Aldermen Mike Neal asked about security.
“How secure is this box? If someone gets into the box and gets into someone’s business, who’s going to be the one responsible?”
McMinnville Fire Chief Kendall Mayfield stated, “The box is like a little safe. It comes with an anchor to mount it to the wall, or whatever you want to mount it to. We are the only ones with a key. We’ve got a log.

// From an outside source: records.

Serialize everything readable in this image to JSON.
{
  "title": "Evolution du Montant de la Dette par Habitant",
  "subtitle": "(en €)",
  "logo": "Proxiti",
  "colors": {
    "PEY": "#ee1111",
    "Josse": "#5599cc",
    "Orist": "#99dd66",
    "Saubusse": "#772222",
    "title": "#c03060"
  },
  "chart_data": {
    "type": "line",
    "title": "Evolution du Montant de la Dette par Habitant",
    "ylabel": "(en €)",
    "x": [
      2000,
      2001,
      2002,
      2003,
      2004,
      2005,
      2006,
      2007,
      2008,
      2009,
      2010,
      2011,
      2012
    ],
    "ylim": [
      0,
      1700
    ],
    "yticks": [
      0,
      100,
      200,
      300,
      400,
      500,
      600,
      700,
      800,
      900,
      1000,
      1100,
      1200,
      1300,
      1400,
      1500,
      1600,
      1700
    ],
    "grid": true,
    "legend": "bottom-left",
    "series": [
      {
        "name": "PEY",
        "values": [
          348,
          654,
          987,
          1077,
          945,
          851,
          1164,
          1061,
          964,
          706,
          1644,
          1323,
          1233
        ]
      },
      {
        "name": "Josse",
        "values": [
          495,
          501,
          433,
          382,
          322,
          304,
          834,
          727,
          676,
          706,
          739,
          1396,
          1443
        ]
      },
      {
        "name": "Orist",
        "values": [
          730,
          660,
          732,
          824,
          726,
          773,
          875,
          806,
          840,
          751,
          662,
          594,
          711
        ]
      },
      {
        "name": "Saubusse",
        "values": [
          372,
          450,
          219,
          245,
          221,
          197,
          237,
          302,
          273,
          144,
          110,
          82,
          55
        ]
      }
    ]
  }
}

Every time we go into your business, we have to log it.”
Neal questioned which city department – codes or fire – is responsible if someone manages to jerk the lock box from the building and burglarize the business.
“If you are making this a requirement, do I come see you or you if someone manages to gain access into my building because of the lock box,” said Neal as he pointed once to Mayfield and once to Ming. “I have a problem with this being mandatory.”
Mayfield said he has seen the process to install lock boxes on buildings and he doubts that removal is possible, but he did bring laughter to a tense discussion by offering to continue with the traditional way of entry.
“Let me say this, do you want us to tear up a $2,000 door to get into your business or take a little key, unlock it and walk in,” said Mayfield “Hey, we don’t have a problem tearing people’s buildings up. We love to tear stuff up. We’ve got the tools to do it.”
The lock box requirement was removed.
Committee members approved presenting the city’s Municipal Code to the Board of Mayor and Alderman for adoption.